Das Projekt Der pinke Faktor thematisiert die Rolle von LSBTIQ* im globalen Streit um Werte, Ressourcen und Vorherrschaft. Minderheitenrechte gelten als Indikator für die Qualität oder den Reifegrad einer Demokratie, so sind auch die Rechte von LSBTIQ* ein Gradmesser für Demokratie, der Lackmustest sozusagen. Werden diese Rechte eingeschränkt oder abgeschafft und dabei Hassbotschaften immer wieder durch Behörden, Regierungen, in Parlamenten sowie Medien oder manchmal auch Gotteshäusern öffentlich in den Vordergrund gestellt, dann geht dies oft einher mit einer massiv verschlechterten Menschenrechtslage überhaupt und einer Verfestigung autoritärer Herrschaftsstrukturen. Als Beispiele können Regime wie in Russland, Nicaragua oder Kamerun genannt werden. Unser Projekt zeigt die aktive Rolle von queeren Menschen im internationalen Menschenrechtssystem. Dabei geht es auch darum, wie queere Menschen zu Objekten von Funktionalisierung und Instrumentalisierung gemacht werden. Das lässt sich bei den Vereinten Nationen beobachten, wo fundamentalistische und undemokratische Akteur*innen gegen bestehendes Völkerrecht vorgehen, um zum einen reproduktive Rechte von Frauen und die Anerkennung von LSBTIQ* als Menschenrechtssubjekte zurückzudrehen. Zum anderen aber geht es den entsprechenden Gruppen darum, das nach dem Zweiten Weltkrieg entwickelte Menschenrechtssystem neu zu interpretieren, Zivilgesellschaften in ihren Ländern in die Schranken zu weisen und autoritäre Herrschaftsstrukturen zu verfestigen.

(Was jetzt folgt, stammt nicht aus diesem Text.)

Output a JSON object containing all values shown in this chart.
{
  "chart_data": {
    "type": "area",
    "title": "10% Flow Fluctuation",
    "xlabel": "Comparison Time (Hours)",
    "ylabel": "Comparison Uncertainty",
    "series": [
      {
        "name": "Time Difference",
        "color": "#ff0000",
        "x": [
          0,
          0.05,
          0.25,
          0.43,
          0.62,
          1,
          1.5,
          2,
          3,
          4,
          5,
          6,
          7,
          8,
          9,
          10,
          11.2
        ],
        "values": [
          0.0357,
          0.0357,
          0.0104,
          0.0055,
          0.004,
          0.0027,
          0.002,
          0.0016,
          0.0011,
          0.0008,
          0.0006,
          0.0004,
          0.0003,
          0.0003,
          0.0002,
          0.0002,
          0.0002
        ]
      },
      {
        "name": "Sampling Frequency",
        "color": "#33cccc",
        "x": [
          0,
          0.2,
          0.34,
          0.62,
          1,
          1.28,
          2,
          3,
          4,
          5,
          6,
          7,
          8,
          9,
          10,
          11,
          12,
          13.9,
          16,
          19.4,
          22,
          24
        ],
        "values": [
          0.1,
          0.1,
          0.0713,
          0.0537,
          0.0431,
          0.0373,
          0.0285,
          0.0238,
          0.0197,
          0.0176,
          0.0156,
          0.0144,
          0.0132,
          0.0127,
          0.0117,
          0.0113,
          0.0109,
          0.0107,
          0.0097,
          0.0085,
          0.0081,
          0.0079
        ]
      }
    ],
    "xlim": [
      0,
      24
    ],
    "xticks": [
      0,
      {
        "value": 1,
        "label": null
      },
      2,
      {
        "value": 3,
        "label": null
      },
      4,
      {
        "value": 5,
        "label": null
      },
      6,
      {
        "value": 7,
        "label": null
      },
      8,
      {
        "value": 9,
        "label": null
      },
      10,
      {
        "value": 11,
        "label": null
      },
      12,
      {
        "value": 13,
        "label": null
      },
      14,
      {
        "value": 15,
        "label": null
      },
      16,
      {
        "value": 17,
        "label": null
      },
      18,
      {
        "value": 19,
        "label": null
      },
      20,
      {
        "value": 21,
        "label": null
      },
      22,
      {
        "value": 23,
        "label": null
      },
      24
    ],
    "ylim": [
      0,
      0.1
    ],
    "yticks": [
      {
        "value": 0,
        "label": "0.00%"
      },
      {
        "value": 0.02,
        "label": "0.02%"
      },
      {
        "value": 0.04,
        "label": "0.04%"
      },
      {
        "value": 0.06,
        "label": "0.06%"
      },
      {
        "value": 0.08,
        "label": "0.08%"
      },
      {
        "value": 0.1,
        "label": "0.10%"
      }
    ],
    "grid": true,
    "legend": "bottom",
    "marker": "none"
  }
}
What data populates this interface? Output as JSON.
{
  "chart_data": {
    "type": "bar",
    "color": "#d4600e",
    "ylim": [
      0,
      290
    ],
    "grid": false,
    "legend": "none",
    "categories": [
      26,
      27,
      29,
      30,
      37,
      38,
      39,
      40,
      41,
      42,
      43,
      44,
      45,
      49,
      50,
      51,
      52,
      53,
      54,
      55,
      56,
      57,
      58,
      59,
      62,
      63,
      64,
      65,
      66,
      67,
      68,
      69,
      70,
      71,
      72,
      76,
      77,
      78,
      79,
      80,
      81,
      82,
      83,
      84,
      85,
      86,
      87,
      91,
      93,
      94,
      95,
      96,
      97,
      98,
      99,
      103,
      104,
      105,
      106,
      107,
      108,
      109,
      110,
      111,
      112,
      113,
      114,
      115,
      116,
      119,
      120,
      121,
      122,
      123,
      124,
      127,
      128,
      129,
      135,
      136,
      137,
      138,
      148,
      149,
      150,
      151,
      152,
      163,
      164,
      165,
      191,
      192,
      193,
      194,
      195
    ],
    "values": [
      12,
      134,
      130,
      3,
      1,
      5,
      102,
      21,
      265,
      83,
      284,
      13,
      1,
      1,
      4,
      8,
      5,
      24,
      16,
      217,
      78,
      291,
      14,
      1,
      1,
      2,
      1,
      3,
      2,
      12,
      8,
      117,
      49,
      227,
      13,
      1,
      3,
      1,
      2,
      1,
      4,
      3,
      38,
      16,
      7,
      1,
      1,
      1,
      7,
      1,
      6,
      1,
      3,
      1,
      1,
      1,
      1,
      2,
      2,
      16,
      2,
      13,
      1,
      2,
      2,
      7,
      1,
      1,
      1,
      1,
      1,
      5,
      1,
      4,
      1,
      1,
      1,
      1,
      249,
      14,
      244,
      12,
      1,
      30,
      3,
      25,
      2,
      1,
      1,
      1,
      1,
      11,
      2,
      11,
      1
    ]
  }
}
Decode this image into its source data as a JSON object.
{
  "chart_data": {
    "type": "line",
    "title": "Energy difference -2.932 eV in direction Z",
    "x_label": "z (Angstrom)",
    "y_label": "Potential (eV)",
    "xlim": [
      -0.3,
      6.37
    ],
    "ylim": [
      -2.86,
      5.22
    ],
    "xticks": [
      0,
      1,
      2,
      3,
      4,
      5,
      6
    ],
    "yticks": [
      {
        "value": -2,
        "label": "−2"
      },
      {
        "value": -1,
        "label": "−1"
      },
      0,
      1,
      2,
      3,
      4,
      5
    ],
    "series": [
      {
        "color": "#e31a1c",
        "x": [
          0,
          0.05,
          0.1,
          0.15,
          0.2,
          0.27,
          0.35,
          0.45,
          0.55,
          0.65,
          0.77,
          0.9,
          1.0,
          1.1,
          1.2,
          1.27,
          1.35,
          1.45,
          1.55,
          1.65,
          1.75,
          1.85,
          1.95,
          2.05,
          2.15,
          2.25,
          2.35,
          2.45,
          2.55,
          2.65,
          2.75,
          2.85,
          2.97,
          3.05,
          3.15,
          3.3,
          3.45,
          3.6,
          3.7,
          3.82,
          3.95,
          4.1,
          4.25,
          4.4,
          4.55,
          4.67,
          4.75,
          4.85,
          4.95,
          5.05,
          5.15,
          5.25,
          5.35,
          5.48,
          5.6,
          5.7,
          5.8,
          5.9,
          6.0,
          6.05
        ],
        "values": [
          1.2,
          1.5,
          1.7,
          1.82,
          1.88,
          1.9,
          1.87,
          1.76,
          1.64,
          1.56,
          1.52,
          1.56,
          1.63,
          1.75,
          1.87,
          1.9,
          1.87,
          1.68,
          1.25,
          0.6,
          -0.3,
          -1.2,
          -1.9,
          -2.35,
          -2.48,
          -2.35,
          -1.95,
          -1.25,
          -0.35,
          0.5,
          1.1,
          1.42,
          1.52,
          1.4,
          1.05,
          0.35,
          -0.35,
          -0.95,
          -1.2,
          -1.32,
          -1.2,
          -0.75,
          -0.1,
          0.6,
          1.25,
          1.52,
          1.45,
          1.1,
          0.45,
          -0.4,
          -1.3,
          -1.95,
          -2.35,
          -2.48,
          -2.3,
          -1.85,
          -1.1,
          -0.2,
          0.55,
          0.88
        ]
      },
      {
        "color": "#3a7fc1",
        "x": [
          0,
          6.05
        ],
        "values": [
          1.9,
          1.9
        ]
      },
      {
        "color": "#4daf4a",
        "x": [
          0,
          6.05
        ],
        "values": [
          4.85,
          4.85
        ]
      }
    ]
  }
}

In Veranstaltungen und Veröffentlichungen wird die aktuelle geopolitische Lage aus Sicht von LSBTIQ* analysiert. Aktivist*innen aus dem Globalen Süden und Osten zeigen auf, welche aktive und positive Rolle LSBTIQ* im Kampf für Menschenrechte, Demokratie und Multilateralismus spielen und warum sie so oft an der Spitze demokratischer Bewegungen stehen. Das Projekt zielt darauf ab, relevante Stakeholder aus der Menschenrechtspolitik oder Entwicklungszusammenarbeit hierzulande für die Thematik zu sensibilisieren, sie mit Aktivist*innen aus anderen Weltregionen zu vernetzen mit dem Ziel, Unterstützung und Projekte in diesem Bereich nachhaltig zu gestalten und zu vervielfachen.

Über den Gesprächspartner
Klaus Jetz © LSVD+/ Caro Kadatz
Klaus Jetz © LSVD+/ Caro Kadatz

Klaus Jetz ist Geschäftsführer der Hirschfeld-Eddy-Stiftung sowie des LSVD+. 

Über die Stiftung

Die Hirschfeld-Eddy-Stiftung leistet durch internationale Vernetzung und Kooperationen mit Partnerorganisationen im Globalen Süden und in Osteuropa ganz konkrete Hilfe für bedrohte LSBTIQ*. Wir unterstützen die LSBTIQ*-Menschenrechtsarbeit auf nationaler und internationaler Ebene durch Aufklärung, Sensibilisierung und Allianzenbildung, leisten Überzeugungsarbeit bei den Verantwortlichen der Außenpolitik, der Entwicklungszusammenarbeit und der Menschenrechtspolitik, stärken die Arbeit von Menschenrechtsverteidiger*innen und fördern Kampagnen gegen LSBTIQ*-Feindlichkeit und strafrechtliche Verfolgung.